In 'Watchmen,' A Long Look At Life In Spandex

Malin Akerman and Billy Crudup i i

Striking Sparks: For Silk Spectre II (Malin Akerman) and Dr. Manhattan (Billy Crudup), the attraction's all about the physics. Warner Bros. Pictures hide caption

itoggle caption Warner Bros. Pictures
Malin Akerman and Billy Crudup

Striking Sparks: For Silk Spectre II (Malin Akerman) and Dr. Manhattan (Billy Crudup), the attraction's all about the physics.

Warner Bros. Pictures

Watchmen

  • Director: Zack Snyder
  • Genre: Action, Adventure
  • Running Time: 163 minutes

Rated R: Violent scenes

Jeffrey Dean Morgan i i

Dark Knight: Back in the day, The Comedian (Jeffrey Dean Morgan) hid a mean streak behind that hero's mask. Warner Bros. Pictures hide caption

itoggle caption Warner Bros. Pictures
Jeffrey Dean Morgan

Dark Knight: Back in the day, The Comedian (Jeffrey Dean Morgan) hid a mean streak behind that hero's mask.

Warner Bros. Pictures

This week's big movie — Watchmen, a 12-part DC Comics series turned graphic novel, and now turned film — opens with a nervous but hopeful fan base preparing to turn out in droves.

Rumors have swirled about story changes for more than a year; then, just before the movie's scheduled release, a rights dispute threatened to land Watchmen in court rather than in theaters.

Now it's out, though, and it's ... well, it's quite a picture. The title sequence in Watchmen, arguably the film's smartest four minutes, welcomes us to an alternate 1985. Richard Nixon has begun his fifth term as president, and partly because he's outlawed costumed superheroes, the world is a messy place on the verge of nuclear war.

As the titles end, one thoroughly unpleasant guy who once wore the spandex — he called himself The Comedian, and he still sports a signature smiley-face button — gets a late-night knock at the door.

Well, not a knock really. His door gets kicked in, and a sort of aerial fisticuffs ballet ensues — a battle that sends him crashing around his high-rise apartment, through walls and cabinets and finally out the window in a fatal 40-story back-dive. Tuck position, I think. I'd give him about a 3 for execution, but it's flashy in that digitally unreal way you expect in superhero epics.

The Comedian's death prompts a reunion of five vigilant vigilantes who were his buds back when costumes were legal. There's a fellow named Rorschach (Jackie Earle Haley), whose mask has constantly moving blotches; Nite Owl II (Patrick Wilson), a nebbishy gadget nut; Ozymandias (Matthew Goode), allegedly the smartest guy in the world; Silk Spectre II (Malin Akerman), a raven-haired beauty who looks like a walking shampoo ad; and Dr. Manhattan (Billy Crudup), a onetime physicist who's been demolecularized in a lab accident, which both gave him superpowers and turned him blue.
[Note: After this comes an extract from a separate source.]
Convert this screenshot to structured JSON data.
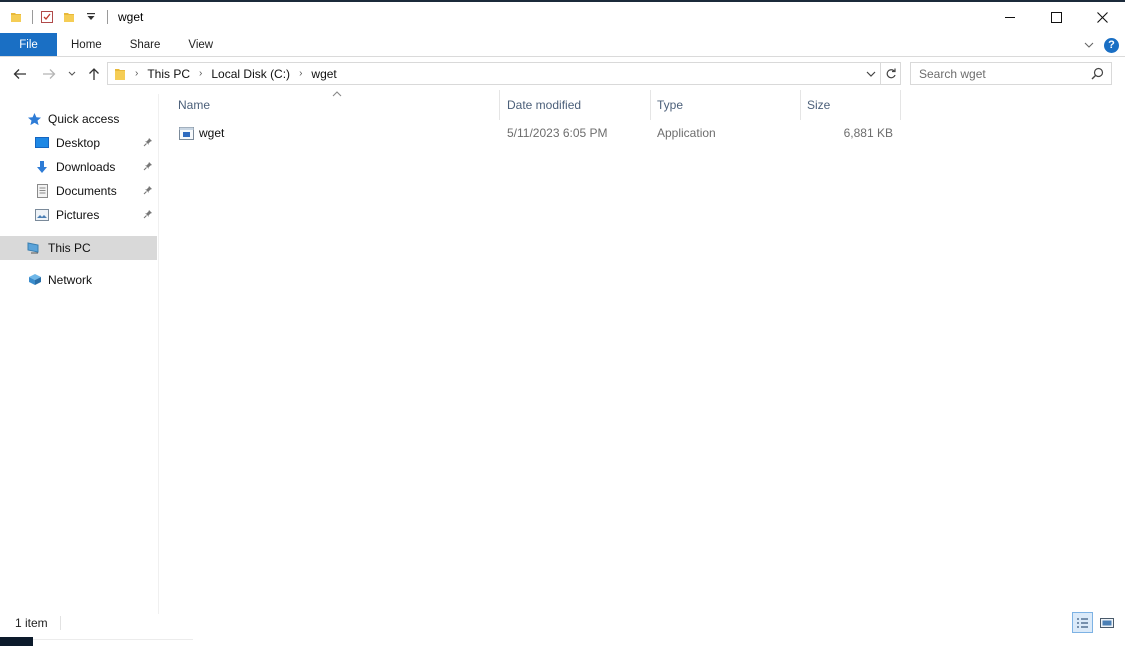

As he lacks a spandex suit — or for the most part a suit of any sort — full-frontal shots of him also qualify as blue, come to think of it.

Collectively, Dr. Manhattan and his less "super" super-buddies — their powers otherwise seem to start and end with martial arts prowess — were once known as Watchmen. And in Alan Moore's graphic novel, they're intriguing as a sort of collective deconstruction of the very notion of superherodom.

The moviemakers, though, are too busy digitizing ice castles on Mars to bother with much in the way of meta. Or personalities. So the characters make do with the kind of complicated backstories that are just riveting in graphic novels.

Alas, backstories tend to clutter up a movie, especially when there are six of them to get through. So director Zack Snyder is still doling out origin flashbacks two hours and seven minutes into his little epic.

Mind you, the movie has almost 40 minutes to go at that point. Most of them will take place in what looks to be a cross between The Mummy's tomb and Superman's frozen Fortress of Solitude, where catastrophic scenarios will be debated at length. I'll leave you to discover how all that works out.

For the record, the director recycles some of the better effects from his gladiator epic 300 — that 40-story back dive, for instance. And when he's not splattering blood a good deal more liberally than he needs to, he's being so faithful to the work of comics artist Dave Gibbons that he might as well have used the graphic novel's illustrations as a storyboard.

This will no doubt seem a good thing to really rabid Watchmen fans, but it's going to leave everyone else wondering if the director knows much about movie pacing or movie narratives. Or movie audiences.